GERMANY: Captain Walter Farmer, director of the Wiesbaden Central Collecting Point, is ordered by the US Military Government office to select at least two hundred German museum-owned artworks and ship them to the United States to be stored at the National Gallery of Art in Washington, D.C. Reportedly, General Lucius Clay had several reasons for issuing the order: to hold on to the art in exchange for wartime reparations; to hold the paintings in trusteeship for the German people and return the items once the nation earned the right to retain ownership; fear that the Soviet Union could steal the masterpieces; and entitlement of the American people to view the masterpieces. Farmer is outraged; He calls this "blatant looting" and "systematic looting" of the Kaiser Friedrich Museum and the Berlin Nationalgalerie by the U.S. Army. (Peter Kilduff)(205 p.65)
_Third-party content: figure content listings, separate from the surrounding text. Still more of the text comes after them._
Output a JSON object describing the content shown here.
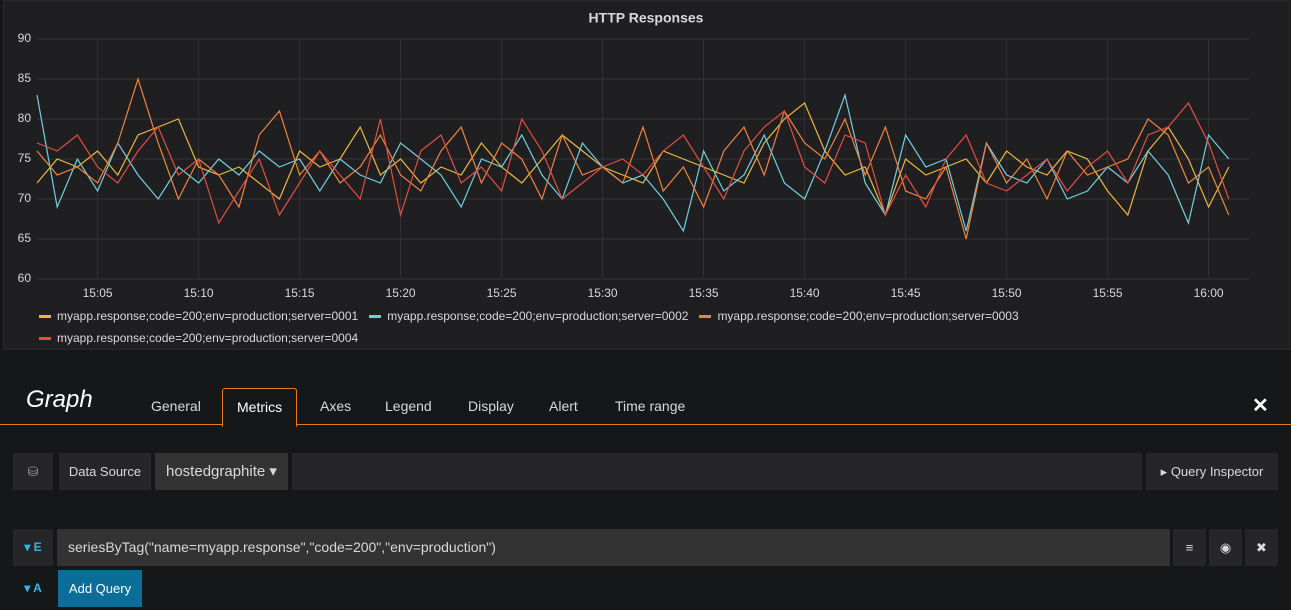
{
  "chart_data": {
    "type": "line",
    "title": "HTTP Responses",
    "x": [
      "15:02",
      "15:03",
      "15:04",
      "15:05",
      "15:06",
      "15:07",
      "15:08",
      "15:09",
      "15:10",
      "15:11",
      "15:12",
      "15:13",
      "15:14",
      "15:15",
      "15:16",
      "15:17",
      "15:18",
      "15:19",
      "15:20",
      "15:21",
      "15:22",
      "15:23",
      "15:24",
      "15:25",
      "15:26",
      "15:27",
      "15:28",
      "15:29",
      "15:30",
      "15:31",
      "15:32",
      "15:33",
      "15:34",
      "15:35",
      "15:36",
      "15:37",
      "15:38",
      "15:39",
      "15:40",
      "15:41",
      "15:42",
      "15:43",
      "15:44",
      "15:45",
      "15:46",
      "15:47",
      "15:48",
      "15:49",
      "15:50",
      "15:51",
      "15:52",
      "15:53",
      "15:54",
      "15:55",
      "15:56",
      "15:57",
      "15:58",
      "15:59",
      "16:00",
      "16:01"
    ],
    "series": [
      {
        "name": "myapp.response;code=200;env=production;server=0001",
        "color": "#eab839",
        "values": [
          72,
          75,
          74,
          76,
          73,
          78,
          79,
          80,
          74,
          73,
          74,
          72,
          70,
          76,
          74,
          75,
          79,
          73,
          75,
          72,
          74,
          73,
          77,
          74,
          72,
          75,
          78,
          76,
          74,
          73,
          72,
          76,
          75,
          74,
          73,
          72,
          77,
          80,
          82,
          76,
          73,
          74,
          68,
          75,
          73,
          74,
          75,
          72,
          76,
          74,
          73,
          76,
          75,
          71,
          68,
          76,
          79,
          75,
          69,
          74
        ]
      },
      {
        "name": "myapp.response;code=200;env=production;server=0002",
        "color": "#6ed0e0",
        "values": [
          83,
          69,
          75,
          71,
          77,
          73,
          70,
          74,
          72,
          75,
          73,
          76,
          74,
          75,
          71,
          75,
          73,
          72,
          77,
          75,
          73,
          69,
          75,
          74,
          78,
          73,
          70,
          77,
          74,
          72,
          73,
          70,
          66,
          76,
          71,
          73,
          78,
          72,
          70,
          76,
          83,
          72,
          68,
          78,
          74,
          75,
          66,
          77,
          73,
          72,
          75,
          70,
          71,
          74,
          72,
          76,
          73,
          67,
          78,
          75
        ]
      },
      {
        "name": "myapp.response;code=200;env=production;server=0003",
        "color": "#ef843c",
        "values": [
          76,
          73,
          74,
          72,
          77,
          85,
          77,
          70,
          75,
          73,
          69,
          78,
          81,
          73,
          76,
          72,
          74,
          78,
          73,
          71,
          76,
          79,
          72,
          77,
          75,
          70,
          78,
          73,
          74,
          72,
          79,
          71,
          74,
          69,
          76,
          79,
          73,
          81,
          77,
          75,
          80,
          73,
          79,
          71,
          70,
          74,
          65,
          77,
          72,
          75,
          70,
          76,
          73,
          74,
          75,
          80,
          78,
          72,
          74,
          68
        ]
      },
      {
        "name": "myapp.response;code=200;env=production;server=0004",
        "color": "#e24d42",
        "values": [
          77,
          76,
          78,
          74,
          72,
          76,
          79,
          73,
          75,
          67,
          71,
          75,
          68,
          72,
          76,
          73,
          70,
          80,
          68,
          76,
          78,
          72,
          74,
          71,
          80,
          76,
          70,
          72,
          74,
          75,
          73,
          76,
          78,
          74,
          70,
          76,
          79,
          81,
          74,
          72,
          78,
          77,
          68,
          73,
          69,
          75,
          78,
          72,
          71,
          73,
          75,
          71,
          74,
          76,
          72,
          78,
          79,
          82,
          77,
          70
        ]
      }
    ],
    "xlim": [
      "15:02",
      "16:02"
    ],
    "xticks": [
      "15:05",
      "15:10",
      "15:15",
      "15:20",
      "15:25",
      "15:30",
      "15:35",
      "15:40",
      "15:45",
      "15:50",
      "15:55",
      "16:00"
    ],
    "ylim": [
      60,
      90
    ],
    "yticks": [
      60,
      65,
      70,
      75,
      80,
      85,
      90
    ],
    "grid": true
  },
  "editor": {
    "title": "Graph",
    "tabs": [
      "General",
      "Metrics",
      "Axes",
      "Legend",
      "Display",
      "Alert",
      "Time range"
    ],
    "active_tab": 1,
    "datasource_label": "Data Source",
    "datasource": "hostedgraphite",
    "inspector": "Query Inspector",
    "queries": [
      {
        "letter": "E",
        "text": "seriesByTag(\"name=myapp.response\",\"code=200\",\"env=production\")"
      }
    ],
    "add_letter": "A",
    "add_button": "Add Query"
  }
}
U.S.S.R.: Moscow: The USSR says that it will build its own atomic bomb.

CANADA:

Minesweepers HMCS Mahone and Medicine Hat paid off Halifax and laid up Shelburne, Nova Scotia.

Minesweeper HMS Goderich paid off Halifax and laid up Sorel, Province of Quebec

Depot ship HMCS Preserver paid off.

UNITED STATES: Top songs on the pop record charts are: "Till the End of Time" by Perry Como, "I'll Buy that Dream" by The Pied Pipers, "That's for Me" by Dick Haymes and "With Tears in My Eyes" by Wesley Tuttle.